On nous mit donc dans la chambre à l’aumône, et on m’installa prévôt, au grand regret de celui qui l’était avant moi et que l’on plaça ailleurs. Cette chambre à l’aumône était fort grande et contenait six lits pour douze prisonniers civils, qui étaient toujours des gens de quelque considération et hors du commun, et outre cela, un ou deux jeunes drôles, coupeurs de bourse ou prisonniers pour des crimes légers, qui servaient à faire les lits, la cuisine et tenir la chambre nette. Ils couchaient à un coin de la chambre sur une paillasse. C’étaient en un mot nos valets de chambre. La prévôté, dont j’avais eu l’honneur d’être gratifié, était un emploi assez onéreux[1]. Celui qui est revêtu de ce titre dans la chambre de l’aumône est obligé de distribuer toutes les charités qui se font à cette prison. Elles sont ordinairement considérables et se portent toutes dans cette chambre. Il y a un tronc, qui pend avec une chaîne d’une des fenêtres pour les passants qui veulent y mettre leurs charités. Le prévôt de la chambre, qui a la clef de ce tronc, l’ouvre tous les soirs pour en retirer l’argent et le distribuer à tous les prisonniers, tant civils que criminels. Outre cela, tous les matins, les guichetiers vont avec des charrettes ou tombereaux, par toute la ville, recueillir les charités des boulangers, bouchers, brasseurs et poissonniers, chacun donnant de leurs denrées. Ils vont aussi au marché aux herbes, à celui des tourbes et autres, et toute cette collecte se porte à la chambre à l’aumône pour être partagée et distribuée dans toutes les chambres par le prévôt, à proportion que chaque chambre a de prisonniers, dont le geôlier lui donne une liste chaque jour et dont le total allait, lorsque j’y entrai, à cinq ou six cents.
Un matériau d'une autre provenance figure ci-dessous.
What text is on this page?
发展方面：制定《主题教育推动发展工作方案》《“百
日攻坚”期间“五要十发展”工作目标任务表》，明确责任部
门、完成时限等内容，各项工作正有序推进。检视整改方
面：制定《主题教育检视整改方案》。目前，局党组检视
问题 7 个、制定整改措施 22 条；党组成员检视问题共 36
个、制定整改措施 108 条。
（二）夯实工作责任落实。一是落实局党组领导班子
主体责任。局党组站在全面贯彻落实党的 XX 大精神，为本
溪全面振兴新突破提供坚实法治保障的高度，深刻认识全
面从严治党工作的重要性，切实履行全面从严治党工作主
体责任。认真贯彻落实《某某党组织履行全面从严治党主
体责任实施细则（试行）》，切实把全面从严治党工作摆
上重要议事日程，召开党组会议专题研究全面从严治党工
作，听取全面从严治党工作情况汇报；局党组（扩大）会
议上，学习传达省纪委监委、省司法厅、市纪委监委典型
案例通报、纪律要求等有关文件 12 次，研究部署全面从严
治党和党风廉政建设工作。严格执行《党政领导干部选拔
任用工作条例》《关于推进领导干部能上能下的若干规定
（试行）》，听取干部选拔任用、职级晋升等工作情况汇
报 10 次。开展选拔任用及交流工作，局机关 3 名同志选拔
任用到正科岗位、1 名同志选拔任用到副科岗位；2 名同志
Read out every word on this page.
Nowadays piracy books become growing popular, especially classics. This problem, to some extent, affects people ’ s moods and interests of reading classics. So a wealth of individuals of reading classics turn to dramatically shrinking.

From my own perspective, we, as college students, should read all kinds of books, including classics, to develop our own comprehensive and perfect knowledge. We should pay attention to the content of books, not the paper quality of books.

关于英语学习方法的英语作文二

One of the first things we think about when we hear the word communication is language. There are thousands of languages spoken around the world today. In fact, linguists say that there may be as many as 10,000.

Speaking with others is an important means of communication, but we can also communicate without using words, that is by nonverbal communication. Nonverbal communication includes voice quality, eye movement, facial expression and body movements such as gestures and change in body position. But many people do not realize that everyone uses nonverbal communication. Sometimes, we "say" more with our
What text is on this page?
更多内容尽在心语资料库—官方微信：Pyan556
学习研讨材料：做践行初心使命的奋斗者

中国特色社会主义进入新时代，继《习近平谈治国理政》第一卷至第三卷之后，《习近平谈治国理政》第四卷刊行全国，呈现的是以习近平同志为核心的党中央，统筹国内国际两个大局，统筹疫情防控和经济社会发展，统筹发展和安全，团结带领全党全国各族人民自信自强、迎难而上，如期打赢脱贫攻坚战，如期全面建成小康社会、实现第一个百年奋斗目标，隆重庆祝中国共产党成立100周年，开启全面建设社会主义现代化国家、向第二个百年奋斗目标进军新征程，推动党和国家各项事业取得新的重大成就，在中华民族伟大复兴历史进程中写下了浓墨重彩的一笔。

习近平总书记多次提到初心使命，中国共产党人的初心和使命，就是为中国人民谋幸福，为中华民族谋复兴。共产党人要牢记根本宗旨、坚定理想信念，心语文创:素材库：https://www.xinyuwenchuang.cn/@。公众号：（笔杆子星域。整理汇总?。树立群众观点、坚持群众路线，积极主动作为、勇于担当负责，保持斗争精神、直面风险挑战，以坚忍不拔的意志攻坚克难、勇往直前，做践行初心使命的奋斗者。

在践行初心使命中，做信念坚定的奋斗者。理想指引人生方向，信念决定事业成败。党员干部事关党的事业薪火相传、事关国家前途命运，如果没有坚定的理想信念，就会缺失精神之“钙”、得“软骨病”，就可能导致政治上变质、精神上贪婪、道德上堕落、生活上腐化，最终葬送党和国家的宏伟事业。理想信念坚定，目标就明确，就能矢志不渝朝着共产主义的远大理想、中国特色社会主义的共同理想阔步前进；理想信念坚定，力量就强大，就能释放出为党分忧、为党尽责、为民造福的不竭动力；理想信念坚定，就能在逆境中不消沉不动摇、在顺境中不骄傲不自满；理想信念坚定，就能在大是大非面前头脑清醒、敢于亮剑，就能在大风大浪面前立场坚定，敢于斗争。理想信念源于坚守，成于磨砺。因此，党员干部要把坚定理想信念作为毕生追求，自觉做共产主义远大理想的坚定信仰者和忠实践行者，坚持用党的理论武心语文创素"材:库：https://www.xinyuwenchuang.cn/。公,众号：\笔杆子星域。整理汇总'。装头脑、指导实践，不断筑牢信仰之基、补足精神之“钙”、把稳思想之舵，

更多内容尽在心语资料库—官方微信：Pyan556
Quoique je fusse devenu le distributeur général de ces aumônes, je ne pus cependant remédier à un abus qui m’empêchait de faire parvenir rien aux prisonniers destinés pour les galères. Le geôlier recevait leur part de l’argent du tronc pour l’employer, disait-il, à leur faire de la soupe ;

  1. Onéreux est employé ici au sens juridique acquis à condition d’acquitter certaines charges.